Anthony Krutzkamp, who held both roles after his hiring in 2021, departed the company shortly after being tabbed in August as artistic director of Louisville Ballet.
A search for Sacramento Ballet’s new artistic director is ongoing.
What a ballet executive director does
It has been unusual for one person to serve as both artistic and executive director for Sacramento Ballet, with the former guiding the company’s creative vision and the latter heading up administration for a multimillion dollar nonprofit. The company had $3.75 million in revenue for its most recent publicly available tax year.
Stefan Calka, a former longtime Sacramento Ballet dancer who now serves as one of the company’s two rehearsal directors, said that it was “pretty standard in our industry” for artistic and executive director roles to be separate.
“When they’re combined is more irregular, usually,” Calka said.
Prior to Krutzkamp, former Sacramento Ballet dancer Amy Seiwert was artistic director for about two years before she lost her job due to the COVID-19 pandemic. She is now artistic director for Smuin Contemporary Ballet in San Francisco. Her predecessors, husband and wife Ron Cunningham and Carinne Binda, served as co-artistic directors of the ballet for roughly 30 years.
Cunningham and Binda helped the company, which was co-founded in 1954 by Barbara Crockett, become established as a professional operation.
When new artistic directors come in, they can bring celebrated careers in dance. Seiwert entered as a rising name for her choreography. Cunningham and Binda had been close with legendary dancer Rudolf Nureyev at the Boston Ballet prior to coming to Sacramento.

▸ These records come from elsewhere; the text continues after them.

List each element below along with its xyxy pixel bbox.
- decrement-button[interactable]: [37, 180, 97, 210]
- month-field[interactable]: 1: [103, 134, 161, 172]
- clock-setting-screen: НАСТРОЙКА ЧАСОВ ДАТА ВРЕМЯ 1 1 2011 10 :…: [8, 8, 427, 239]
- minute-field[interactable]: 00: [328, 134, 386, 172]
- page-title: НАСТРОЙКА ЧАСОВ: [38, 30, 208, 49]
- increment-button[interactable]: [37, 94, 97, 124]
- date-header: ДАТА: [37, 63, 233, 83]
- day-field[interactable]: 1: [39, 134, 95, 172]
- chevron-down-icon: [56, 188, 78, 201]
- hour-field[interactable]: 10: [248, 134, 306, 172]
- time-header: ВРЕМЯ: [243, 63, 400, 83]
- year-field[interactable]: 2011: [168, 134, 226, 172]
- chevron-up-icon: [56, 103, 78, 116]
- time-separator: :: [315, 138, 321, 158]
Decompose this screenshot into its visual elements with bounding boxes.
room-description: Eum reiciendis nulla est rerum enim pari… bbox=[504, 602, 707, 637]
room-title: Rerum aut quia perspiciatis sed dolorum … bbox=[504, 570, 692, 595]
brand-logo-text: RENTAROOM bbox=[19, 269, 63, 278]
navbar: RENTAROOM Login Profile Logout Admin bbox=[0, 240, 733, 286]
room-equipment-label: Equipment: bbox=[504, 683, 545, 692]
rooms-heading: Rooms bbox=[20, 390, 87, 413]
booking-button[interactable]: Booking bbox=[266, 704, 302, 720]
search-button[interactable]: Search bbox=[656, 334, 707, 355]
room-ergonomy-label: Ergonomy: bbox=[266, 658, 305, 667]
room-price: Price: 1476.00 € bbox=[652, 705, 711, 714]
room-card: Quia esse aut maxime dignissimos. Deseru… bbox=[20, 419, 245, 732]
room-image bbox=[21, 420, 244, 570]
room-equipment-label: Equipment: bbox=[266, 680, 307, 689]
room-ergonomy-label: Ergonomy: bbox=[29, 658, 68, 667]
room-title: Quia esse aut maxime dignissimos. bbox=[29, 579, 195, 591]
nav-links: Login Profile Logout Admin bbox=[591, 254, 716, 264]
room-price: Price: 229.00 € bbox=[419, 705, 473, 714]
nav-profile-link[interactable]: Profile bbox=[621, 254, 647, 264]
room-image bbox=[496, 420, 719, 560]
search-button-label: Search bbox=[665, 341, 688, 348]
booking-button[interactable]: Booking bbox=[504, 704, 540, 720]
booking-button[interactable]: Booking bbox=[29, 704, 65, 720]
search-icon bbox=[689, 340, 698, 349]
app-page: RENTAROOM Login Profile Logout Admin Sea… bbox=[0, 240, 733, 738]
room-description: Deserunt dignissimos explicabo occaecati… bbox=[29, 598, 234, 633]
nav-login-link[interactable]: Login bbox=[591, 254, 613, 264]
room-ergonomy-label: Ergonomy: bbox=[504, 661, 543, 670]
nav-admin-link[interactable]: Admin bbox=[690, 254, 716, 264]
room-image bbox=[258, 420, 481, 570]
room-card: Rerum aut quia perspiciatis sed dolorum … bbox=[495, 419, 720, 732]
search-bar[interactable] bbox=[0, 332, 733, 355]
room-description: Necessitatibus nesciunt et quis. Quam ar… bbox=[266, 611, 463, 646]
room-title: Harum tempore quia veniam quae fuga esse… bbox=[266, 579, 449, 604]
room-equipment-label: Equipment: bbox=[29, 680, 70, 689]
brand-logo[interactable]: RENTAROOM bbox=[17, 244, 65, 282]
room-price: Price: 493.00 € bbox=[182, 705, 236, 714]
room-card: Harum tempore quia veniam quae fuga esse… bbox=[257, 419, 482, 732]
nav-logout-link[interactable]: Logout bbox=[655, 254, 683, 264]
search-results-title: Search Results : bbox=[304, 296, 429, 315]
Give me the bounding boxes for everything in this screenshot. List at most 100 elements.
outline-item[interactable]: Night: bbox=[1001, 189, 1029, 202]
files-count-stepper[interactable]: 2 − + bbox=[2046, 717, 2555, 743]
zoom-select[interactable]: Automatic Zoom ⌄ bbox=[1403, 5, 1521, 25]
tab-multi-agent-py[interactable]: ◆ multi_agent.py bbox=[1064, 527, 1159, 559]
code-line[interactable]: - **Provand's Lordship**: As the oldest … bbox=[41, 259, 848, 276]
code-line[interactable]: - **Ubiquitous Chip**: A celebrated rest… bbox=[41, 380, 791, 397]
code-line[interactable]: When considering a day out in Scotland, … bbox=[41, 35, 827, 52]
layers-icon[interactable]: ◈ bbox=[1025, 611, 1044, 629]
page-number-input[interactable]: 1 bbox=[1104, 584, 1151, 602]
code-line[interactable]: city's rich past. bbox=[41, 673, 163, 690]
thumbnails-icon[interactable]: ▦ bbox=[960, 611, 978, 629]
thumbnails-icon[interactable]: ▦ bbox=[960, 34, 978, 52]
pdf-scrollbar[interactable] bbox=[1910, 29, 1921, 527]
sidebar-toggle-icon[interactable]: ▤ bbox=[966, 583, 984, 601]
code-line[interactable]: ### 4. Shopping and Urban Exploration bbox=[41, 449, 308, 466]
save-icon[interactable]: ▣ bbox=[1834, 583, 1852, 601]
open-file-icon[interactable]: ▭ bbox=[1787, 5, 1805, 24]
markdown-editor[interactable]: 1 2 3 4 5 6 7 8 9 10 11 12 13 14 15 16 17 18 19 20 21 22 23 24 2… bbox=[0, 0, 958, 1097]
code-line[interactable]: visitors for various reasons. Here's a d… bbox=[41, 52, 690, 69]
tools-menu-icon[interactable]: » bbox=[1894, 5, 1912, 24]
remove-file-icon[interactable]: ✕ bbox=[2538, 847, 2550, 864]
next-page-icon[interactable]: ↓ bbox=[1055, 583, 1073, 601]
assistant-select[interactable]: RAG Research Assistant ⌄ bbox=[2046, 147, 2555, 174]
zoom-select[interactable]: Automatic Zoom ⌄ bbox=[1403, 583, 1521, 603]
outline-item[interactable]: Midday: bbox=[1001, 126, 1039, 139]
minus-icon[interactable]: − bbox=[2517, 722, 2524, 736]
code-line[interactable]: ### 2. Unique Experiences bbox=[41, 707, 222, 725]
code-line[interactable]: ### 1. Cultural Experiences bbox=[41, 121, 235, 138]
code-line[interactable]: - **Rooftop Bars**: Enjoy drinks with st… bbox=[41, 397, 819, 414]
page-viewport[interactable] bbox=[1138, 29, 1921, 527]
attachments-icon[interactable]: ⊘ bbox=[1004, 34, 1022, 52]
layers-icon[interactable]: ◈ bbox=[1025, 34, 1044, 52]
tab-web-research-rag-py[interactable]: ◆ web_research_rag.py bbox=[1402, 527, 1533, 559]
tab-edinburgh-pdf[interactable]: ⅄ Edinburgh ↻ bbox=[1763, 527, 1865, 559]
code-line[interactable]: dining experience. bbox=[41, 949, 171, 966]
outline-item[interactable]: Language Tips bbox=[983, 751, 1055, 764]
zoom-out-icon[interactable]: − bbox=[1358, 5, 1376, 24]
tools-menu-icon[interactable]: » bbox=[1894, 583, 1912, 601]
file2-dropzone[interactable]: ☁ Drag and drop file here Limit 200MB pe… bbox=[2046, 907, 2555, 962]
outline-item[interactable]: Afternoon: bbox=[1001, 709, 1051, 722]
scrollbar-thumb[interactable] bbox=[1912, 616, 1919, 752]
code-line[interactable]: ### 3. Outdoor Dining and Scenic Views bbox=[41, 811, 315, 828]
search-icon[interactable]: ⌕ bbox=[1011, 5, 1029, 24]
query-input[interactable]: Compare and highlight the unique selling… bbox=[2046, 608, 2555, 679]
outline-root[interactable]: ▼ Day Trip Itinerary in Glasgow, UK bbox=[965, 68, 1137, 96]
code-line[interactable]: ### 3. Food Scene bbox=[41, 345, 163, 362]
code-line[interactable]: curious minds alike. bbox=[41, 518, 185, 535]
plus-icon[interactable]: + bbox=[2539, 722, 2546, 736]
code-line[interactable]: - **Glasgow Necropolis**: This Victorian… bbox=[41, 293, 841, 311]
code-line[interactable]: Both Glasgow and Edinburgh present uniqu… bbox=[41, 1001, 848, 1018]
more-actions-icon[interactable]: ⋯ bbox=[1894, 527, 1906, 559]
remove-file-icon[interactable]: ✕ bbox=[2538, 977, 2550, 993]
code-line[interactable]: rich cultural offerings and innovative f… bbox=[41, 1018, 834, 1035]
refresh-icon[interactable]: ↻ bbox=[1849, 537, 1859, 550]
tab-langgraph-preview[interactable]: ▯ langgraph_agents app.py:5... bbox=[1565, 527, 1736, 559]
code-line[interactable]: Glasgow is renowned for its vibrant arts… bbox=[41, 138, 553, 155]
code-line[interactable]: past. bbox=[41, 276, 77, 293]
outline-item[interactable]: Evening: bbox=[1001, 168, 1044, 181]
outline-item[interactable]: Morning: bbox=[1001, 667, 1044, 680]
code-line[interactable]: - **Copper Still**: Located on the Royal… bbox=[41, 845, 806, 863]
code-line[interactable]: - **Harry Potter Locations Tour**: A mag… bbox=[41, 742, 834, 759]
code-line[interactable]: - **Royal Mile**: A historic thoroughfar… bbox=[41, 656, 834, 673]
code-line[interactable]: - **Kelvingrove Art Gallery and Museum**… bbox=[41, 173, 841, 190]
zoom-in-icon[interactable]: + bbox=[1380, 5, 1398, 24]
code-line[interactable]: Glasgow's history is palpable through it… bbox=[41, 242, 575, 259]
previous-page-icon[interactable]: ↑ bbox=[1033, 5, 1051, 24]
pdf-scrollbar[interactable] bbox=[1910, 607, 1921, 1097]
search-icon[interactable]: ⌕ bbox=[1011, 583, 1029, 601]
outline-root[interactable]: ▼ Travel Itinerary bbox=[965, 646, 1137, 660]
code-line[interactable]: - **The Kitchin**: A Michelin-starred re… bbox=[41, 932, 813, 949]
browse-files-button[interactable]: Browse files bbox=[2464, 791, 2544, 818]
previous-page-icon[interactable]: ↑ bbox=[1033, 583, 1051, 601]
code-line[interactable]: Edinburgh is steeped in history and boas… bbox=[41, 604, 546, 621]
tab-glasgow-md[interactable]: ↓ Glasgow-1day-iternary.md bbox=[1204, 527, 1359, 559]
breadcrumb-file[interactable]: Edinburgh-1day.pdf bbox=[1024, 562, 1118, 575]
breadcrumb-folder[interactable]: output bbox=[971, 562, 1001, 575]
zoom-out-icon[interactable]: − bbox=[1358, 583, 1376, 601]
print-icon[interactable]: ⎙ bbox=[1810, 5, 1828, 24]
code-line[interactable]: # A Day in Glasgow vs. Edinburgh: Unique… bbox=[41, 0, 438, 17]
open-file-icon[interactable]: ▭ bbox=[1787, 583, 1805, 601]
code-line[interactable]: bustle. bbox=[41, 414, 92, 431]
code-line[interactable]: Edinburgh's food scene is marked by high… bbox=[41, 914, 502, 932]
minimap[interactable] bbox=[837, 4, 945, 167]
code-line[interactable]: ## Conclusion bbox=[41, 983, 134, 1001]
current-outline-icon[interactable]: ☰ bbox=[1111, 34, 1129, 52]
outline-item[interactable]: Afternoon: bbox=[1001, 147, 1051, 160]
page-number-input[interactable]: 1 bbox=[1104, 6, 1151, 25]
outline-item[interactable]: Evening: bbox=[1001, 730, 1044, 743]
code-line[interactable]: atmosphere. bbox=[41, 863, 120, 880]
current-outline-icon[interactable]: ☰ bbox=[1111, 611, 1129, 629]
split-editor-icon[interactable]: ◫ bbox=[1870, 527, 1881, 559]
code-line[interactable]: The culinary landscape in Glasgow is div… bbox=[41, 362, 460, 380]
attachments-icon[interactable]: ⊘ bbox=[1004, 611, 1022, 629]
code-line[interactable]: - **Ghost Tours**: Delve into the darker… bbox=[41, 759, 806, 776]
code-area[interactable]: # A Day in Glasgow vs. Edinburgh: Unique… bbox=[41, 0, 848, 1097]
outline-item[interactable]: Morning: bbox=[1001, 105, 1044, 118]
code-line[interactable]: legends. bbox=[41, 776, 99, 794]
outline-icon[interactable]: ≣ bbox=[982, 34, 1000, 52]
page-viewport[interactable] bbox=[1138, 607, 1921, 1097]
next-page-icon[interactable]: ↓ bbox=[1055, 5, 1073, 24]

This isn’t Anderson, nor does she pretend it is. She said that she was involved in the arts during her time attending Saint Francis High School, and that she performed in musical theater professionally for about 15 years . Her husband Bradford Anderson has been a longtime actor on the venerable soap opera “General Hospital.”
Prior to her new job, Anderson worked two years for PRO Youth & Families, serving first as stewardship and donor relations director and then as director of advancement, according to her LinkedIn profile.
This could help the ballet, which aside from ticket sales uses donor giving and its endowment to help make ends meet.
“I want to sustain the organization,” Anderson said. “We have been around for 71 years and I want that legacy in Sacramento to continue so everyone in our community can continue to enjoy the ballet and the high quality product that we have. Our dancers are just unbelievable.”
She isn’t the only member of her family, incidentally, to have performed for the ballet. One of her brothers, Connor Mickiewicz was the narrator in Cunningham’s version of “The Great Gatsby” in 2013.
What’s next for Sacramento Ballet
While Anderson spoke to The Sacramento Bee on Wednesday at the company’s practice space at E. Claire Raley Studios for the Performing Arts, dancers were rehearsing the company’s upcoming show, “Sleeping Beauty.” That show will run Feb. 13-15 at SAFE Credit Union Performing Arts Center in Sacramento.
Anderson said the company’s recent run of “The Nutcracker,” typically a major financial event for ballet companies, was a “tremendous” success.
“I was offered to kind of soft launch and be a part of the ‘Nutcracker’ season if I wanted to be and of course, I did, because it’s so magical,” she said. “So I got to be backstage for one performance and see everything from that perspective, which was really special.”
The company has other current bright spots as well, such as a dance school with approximately 400 students. “We’re bursting at the seams and the school keeps growing,” Calka said.
Anderson said the ballet hoped to announce a new artistic director by the end of the 2025-26 season in May.